Amazon disabled encryption on its tablets and phones because nobody used it

The company says its entertainment-focused tablets don't need to lock down data

Amazon caught flack on Wednesday for disabling the encryption capabilities of its Fire phones and tablets with a software update. The company says its reasoning was simple: people didn't use it.

"In the fall when we released Fire OS 5, we removed some enterprise features that we found customers weren’t using," Amazon spokeswoman Robin Handaly wrote in an email.

Those "enterprise features" included one that allowed users to encrypt their entire device with a PIN that would erase all their data if not entered correctly 30 times in a row. 
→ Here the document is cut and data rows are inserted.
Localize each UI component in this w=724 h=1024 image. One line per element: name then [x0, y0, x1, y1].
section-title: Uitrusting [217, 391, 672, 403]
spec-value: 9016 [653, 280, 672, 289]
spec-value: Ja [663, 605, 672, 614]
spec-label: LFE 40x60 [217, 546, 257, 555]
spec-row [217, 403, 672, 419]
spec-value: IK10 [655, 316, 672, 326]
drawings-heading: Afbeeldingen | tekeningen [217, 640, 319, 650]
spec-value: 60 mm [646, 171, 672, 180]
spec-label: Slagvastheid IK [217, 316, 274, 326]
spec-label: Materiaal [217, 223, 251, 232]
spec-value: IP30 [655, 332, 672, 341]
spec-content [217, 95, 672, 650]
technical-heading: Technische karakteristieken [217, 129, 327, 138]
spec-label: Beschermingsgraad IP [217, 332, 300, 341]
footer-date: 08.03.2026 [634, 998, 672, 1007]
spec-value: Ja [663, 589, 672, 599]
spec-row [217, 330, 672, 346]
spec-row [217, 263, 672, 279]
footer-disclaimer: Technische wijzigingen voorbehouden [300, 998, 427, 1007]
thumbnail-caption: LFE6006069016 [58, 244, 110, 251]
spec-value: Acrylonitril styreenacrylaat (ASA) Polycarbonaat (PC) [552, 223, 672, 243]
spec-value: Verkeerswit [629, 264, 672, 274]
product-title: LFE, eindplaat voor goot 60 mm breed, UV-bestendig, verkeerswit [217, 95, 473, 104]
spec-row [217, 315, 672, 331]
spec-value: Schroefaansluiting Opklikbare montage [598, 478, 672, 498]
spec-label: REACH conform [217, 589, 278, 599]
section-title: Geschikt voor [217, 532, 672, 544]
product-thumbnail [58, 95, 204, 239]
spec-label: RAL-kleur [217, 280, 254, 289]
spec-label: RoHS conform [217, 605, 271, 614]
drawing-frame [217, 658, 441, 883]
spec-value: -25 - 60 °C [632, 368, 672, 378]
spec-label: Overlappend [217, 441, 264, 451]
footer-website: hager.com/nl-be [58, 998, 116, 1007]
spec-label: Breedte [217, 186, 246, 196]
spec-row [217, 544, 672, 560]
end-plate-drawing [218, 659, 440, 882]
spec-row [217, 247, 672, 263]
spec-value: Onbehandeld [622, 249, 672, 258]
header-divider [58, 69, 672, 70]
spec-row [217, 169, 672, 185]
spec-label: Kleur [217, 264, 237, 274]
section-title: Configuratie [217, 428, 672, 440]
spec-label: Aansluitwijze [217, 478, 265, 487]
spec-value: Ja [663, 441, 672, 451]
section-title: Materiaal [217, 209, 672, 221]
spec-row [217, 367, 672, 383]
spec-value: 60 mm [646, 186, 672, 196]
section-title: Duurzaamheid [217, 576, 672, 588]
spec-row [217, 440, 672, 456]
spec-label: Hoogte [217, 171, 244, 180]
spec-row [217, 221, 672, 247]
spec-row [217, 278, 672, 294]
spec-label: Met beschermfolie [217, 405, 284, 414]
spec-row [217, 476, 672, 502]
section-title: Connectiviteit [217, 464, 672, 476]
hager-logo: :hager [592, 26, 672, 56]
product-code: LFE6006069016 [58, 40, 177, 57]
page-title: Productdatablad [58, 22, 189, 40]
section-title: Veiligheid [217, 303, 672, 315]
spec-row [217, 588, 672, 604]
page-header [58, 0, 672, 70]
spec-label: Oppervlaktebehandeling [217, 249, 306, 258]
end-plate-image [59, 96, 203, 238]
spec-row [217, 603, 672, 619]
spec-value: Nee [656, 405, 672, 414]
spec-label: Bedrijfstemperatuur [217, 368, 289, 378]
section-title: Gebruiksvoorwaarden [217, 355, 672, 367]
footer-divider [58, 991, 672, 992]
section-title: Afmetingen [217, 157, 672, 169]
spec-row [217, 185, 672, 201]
The issue surfaced recently because Amazon just allowed older tablets -- the Kindle Fire HDX 8.9 and the Fire HD 6/7 -- to upgrade from Fire OS 4, the previous version of the company's Android fork. 

That means anything stored on the device like emails and photos, could be easy pickings for thieves and law enforcement officials who want to pry into the device. Handaly said that because people mostly use Fire devices for entertainment rather than productivity, Amazon didn't carry encryption forward with this software update.

Communications between Fire devices and secure servers like Amazon's are still encrypted, however, so consumers don't have to worry so much about their data traveling in an unsecured way. 

Customers who own one of Amazon's older devices "can either choose to upgrade to Fire OS 5 without encryption or remain on Fire OS 4," Handaly said.  

This comes at an interesting time for discussions of device encryption. After all, Apple is waging a massive campaign to resist a court order asking it to help decrypt an iPhone used by a mass shooter. Amazon has filed a brief in support of Apple in that case.